Я сразу узнала ее, будто встретила на улице после недолгого расставания. Она улыбалась мне, чуть изогнув вниз уголки губ, смотрела сияющими глазами, знакомыми мне по наброску, который я за месяц до того вытащила из кармана Роберта на стоянке. Это был поясной портрет в одежде. Теперь я видела, как привлекательна и ее фигура, стройная, сильная, полная, плечи чуть шире, чем ожидаешь, гибкая шея. Вблизи мазки расплывались, видна была неровность поверхности, и все же создавалось впечатление реальной объемной формы, — импрессионизм или нечто на грани импрессионизма. На ней было бежевое платье с оборками, отделанными темно-красной тесьмой, сужающимися к талии, подчеркивая грудь, — одежда иной эпохи, студийный костюм, и волосы были уложены в высокую прическу, об витую красной лентой, — мой любимый краплак, я точно знала, какой тюбик он использовал для этих деталей. На броски на полу были этюдами к тому же портрету, и я с первого взгляда поняла, что это лучшее из всего, до сих пор Робертом написанного. Портрет был изящен и в то же время полон сдержанной силы. Я редко видела, чтобы так точно было схвачено выражение лица, — она готова шевельнуться, негромко рассмеяться, потупиться под моим пристальным взглядом. Я в ярости обернулась к дивану, не знаю, рассердила ли меня женщина на холсте, или неподражаемый талант Роберта, или то, что он спит, когда ему звонят с работы, где он должен был бы зарабатывать на йогурты и пеленки, я сама в тот миг не могла бы сказать. Я встряхнула его. И сразу вспомнила, как он предупреждал меня никогда так не будить его, он сказал, что пугается, потому что слышал однажды невыдуманную историю, как кто-то сошел с ума оттого, что его встряхнули во сне. Мне тогда было все равно. Я грубо трясла его, ненавидела его широкие плечи, его безразличие, мир, в котором он спал, мечтал, писал… И восхищался другими женщинами, с тонкими талиями? И зачем я вышла замуж за такого расхлябанного эгоистичного типа? Мне впервые пришло в голову, что я сама виновата, сама ошиблась в выборе.

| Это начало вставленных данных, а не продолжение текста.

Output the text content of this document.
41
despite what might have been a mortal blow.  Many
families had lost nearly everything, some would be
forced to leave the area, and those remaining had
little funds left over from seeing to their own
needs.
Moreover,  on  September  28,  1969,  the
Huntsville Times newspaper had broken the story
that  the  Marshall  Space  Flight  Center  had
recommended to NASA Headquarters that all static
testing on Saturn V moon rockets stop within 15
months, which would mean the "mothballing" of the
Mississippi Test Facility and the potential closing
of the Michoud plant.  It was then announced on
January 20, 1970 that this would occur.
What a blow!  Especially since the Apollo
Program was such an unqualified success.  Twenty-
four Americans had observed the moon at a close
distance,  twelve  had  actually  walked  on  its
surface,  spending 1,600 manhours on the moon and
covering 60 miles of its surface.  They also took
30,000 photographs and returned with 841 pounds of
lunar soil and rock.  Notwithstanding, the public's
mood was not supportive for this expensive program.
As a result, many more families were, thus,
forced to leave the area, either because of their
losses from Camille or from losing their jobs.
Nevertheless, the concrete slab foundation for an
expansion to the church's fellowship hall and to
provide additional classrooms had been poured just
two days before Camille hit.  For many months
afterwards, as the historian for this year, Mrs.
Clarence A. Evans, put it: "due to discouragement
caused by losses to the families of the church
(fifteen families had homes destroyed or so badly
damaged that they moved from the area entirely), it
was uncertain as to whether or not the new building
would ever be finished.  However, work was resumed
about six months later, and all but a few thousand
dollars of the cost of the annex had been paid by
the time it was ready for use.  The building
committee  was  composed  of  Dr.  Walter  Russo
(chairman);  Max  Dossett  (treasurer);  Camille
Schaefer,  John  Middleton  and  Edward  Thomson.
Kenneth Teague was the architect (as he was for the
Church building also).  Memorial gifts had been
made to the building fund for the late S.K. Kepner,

Роберт шевельнулся и пробормотал:

— Что?

— А как ты думаешь, «что»? — вспыхнула я. — Без малого половина четвертого. Ты пропустил утренние классы. Опять.

Я с облегчением увидела, что он поражен.

— Ох, дерьмо! — пробормотал он, садясь с заметным усилием. — Сколько, ты сказала, времени?

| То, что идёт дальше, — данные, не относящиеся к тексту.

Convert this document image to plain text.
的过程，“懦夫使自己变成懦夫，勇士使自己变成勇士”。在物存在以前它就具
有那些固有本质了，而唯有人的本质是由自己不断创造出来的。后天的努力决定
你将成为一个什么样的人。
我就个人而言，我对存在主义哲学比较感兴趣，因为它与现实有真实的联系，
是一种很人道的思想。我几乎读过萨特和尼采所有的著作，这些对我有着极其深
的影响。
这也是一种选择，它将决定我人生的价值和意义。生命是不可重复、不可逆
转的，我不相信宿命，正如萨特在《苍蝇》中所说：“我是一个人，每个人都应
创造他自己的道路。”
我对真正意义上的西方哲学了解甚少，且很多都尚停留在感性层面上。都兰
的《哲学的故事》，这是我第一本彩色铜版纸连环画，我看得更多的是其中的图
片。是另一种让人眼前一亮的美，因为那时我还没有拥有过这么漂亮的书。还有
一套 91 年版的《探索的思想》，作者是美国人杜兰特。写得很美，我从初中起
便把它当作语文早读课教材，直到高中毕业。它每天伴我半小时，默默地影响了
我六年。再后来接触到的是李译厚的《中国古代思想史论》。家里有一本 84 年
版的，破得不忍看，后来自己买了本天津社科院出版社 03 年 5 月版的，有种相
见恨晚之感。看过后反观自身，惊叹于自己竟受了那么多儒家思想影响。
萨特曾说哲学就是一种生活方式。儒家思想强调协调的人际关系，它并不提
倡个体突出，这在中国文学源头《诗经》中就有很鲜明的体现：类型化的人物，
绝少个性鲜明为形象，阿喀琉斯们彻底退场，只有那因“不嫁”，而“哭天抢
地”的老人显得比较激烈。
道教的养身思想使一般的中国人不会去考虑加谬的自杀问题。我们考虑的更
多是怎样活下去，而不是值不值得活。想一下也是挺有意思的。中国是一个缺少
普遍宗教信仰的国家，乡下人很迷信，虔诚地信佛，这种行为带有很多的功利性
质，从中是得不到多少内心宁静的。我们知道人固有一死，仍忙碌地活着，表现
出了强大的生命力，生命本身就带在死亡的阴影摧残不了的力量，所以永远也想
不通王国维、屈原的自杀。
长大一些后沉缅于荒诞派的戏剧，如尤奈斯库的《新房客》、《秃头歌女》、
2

— Половина четвертого, — сухо ответила я. — Тебе нужна эта работа или мы будем растить ребенка в нищете? Решай сам.

— Ой, брось! — Он медленно стягивал с себя старые одеяла, словно каждое весило по пятьдесят фунтов. — Только не надо проповедей.

— Я тебе проповедей не читаю, — огрызнулась я, — но не знаю, что ты услышишь, когда позвонишь на кафедру.

Он бросил на меня злой взгляд, потер затылок, ероша волосы, но промолчал, и я почувствовала, как к горлу у меня подступает комок. Как бы мне не остаться одной, а может, я уже одна… Он поднялся, надел ботинки и сбежал по лестнице, а я осторожно потащилась следом, жалкая, неуклюжая, неуверенная в себе. Мне хотелось догнать его, поцеловать в кудрявый затылок, ухватиться за плечо, чтобы не упасть, наорать на него и вцепиться ему в спину ногтями. На миг я даже ощутила давно угасшее физическое желание, ощутила свои разбухшие груди и живот. Но он далеко обогнал меня, я уже слышала, как он торопливо проходит в кухню. Когда я вошла, он говорил по телефону.

— Спасибо, спасибо, — повторял он. — Да, наверное, что-то вирусное. Уверен, что до завтра пройдет. Спасибо, обязательно.

Он повесил трубку.

— Ты им сказал, что у тебя грипп?

Мне хотелось подойти, обнять его за шею, извиниться, что потеряла терпение, сварить ему суп, начать все с чистого листа. Ведь он столько работает и столько пишет, понятно, что он устал. Но голос у меня стал холодным и неприятным.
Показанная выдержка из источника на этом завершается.